Innovation... That's not a bad idea!

Only 47% of senior executives see their companies as more innovative than the competition, and 17% concede that they're even less innovative than peers, according to an Ernst & Young survey of C-suite executives at firms with revenues of $50 million to $5 billion. Among the most frequently cited innovation challenges are lack of appropriate personnel (48%) and "lack of a big idea" (41%).

Source: Ernst & Young

We all want to build an innovative business, but we don't think we have what it takes within our organizations to do. Add to that at the same time we don't follow through with what we need to do to actually innovate. If you feel this way, the following are all the ways you can promote instead of stifle innovation in 2010.

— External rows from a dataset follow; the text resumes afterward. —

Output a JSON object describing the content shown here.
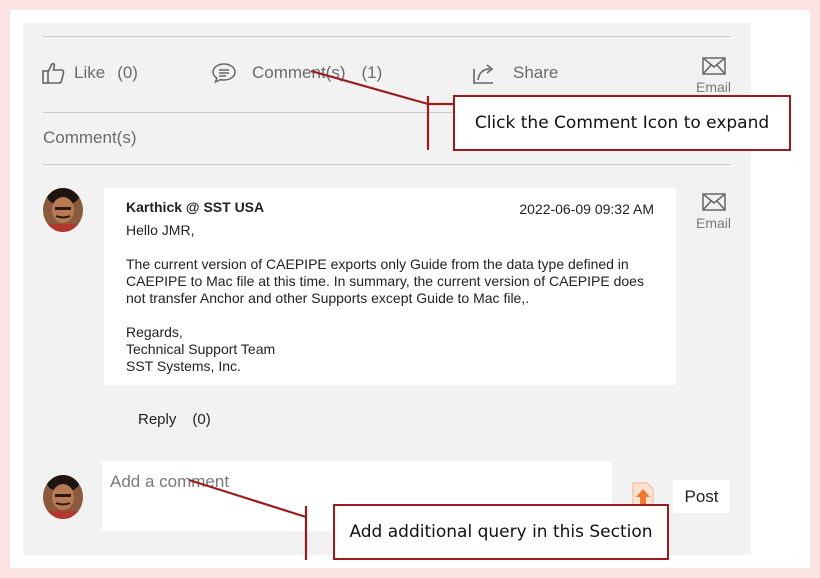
{
  "actions": {
    "like": {
      "label": "Like",
      "count": "(0)"
    },
    "comment": {
      "label": "Comment(s)",
      "count": "(1)"
    },
    "share": {
      "label": "Share"
    },
    "email": {
      "label": "Email"
    }
  },
  "comments_section": {
    "title": "Comment(s)"
  },
  "comment": {
    "author": "Karthick @ SST USA",
    "timestamp": "2022-06-09 09:32 AM",
    "body": [
      "Hello JMR,",
      "",
      "The current version of CAEPIPE exports only Guide from the data type defined in CAEPIPE to Mac file at this time. In summary, the current version of CAEPIPE does not transfer Anchor and other Supports except Guide to Mac file,.",
      "",
      "Regards,",
      "Technical Support Team",
      "SST Systems, Inc."
    ],
    "email_label": "Email",
    "reply_label": "Reply",
    "reply_count": "(0)"
  },
  "new_comment": {
    "placeholder": "Add a comment",
    "post_label": "Post"
  },
  "callouts": {
    "top": "Click the Comment Icon to expand",
    "bottom": "Add additional query in this Section"
  },
  "colors": {
    "accent": "#9b1c1c",
    "upload": "#f07b2f"
  }
}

1) Help others innovate- Too often we find ourselves as business leaders telling those in our organizations to come up with innovation and as soon as they do we ready our rifles and shoot them down.

2) View innovation as a core business product- You would never stop making your product better, why would you stop making your company better?

3) Innovation isn't just a way to improve sales- Innovation can come from anywhere, a new quality control procedure, a new more efficient way to file important information, a better system of procurement; if these things make your company better, they are all forms of positive innovations!

4) Support innovation- After you have broken the habit of shooting down innovative ideas (see #1), they still have to grow. Think of innovation like a seed. You can simply plant it and hope it grows, or you can water it, give it nutrients, make sure light shines on it and make sure it grows.

5) Don't handcuff innovation- Really #4 and #5 could be combined, however sometimes we support innovation, giving it time and space to grow, but then handcuff the growth by giving it unrealistic time lines or require it to meet impossible metrics. This isn't to say you should fund all innovation to the hilt, but be realistic with your expectation for innovative ideas.

6) Reward innovation- Innovation makes the company better. If someone attempts to innovate and it doesn't earn or save $1, don't punish the innovator as a failure. Creating a culture which rewards innovation will make it easier for employee's to bring better ideas to the table.

7) If at first you don't succeed, keep trying- No innovation is perfect right out of the box. More than this, not every attempt to innovate will be successful. However simple law of averages says the more innovations you support, the more likely one or more will be a success.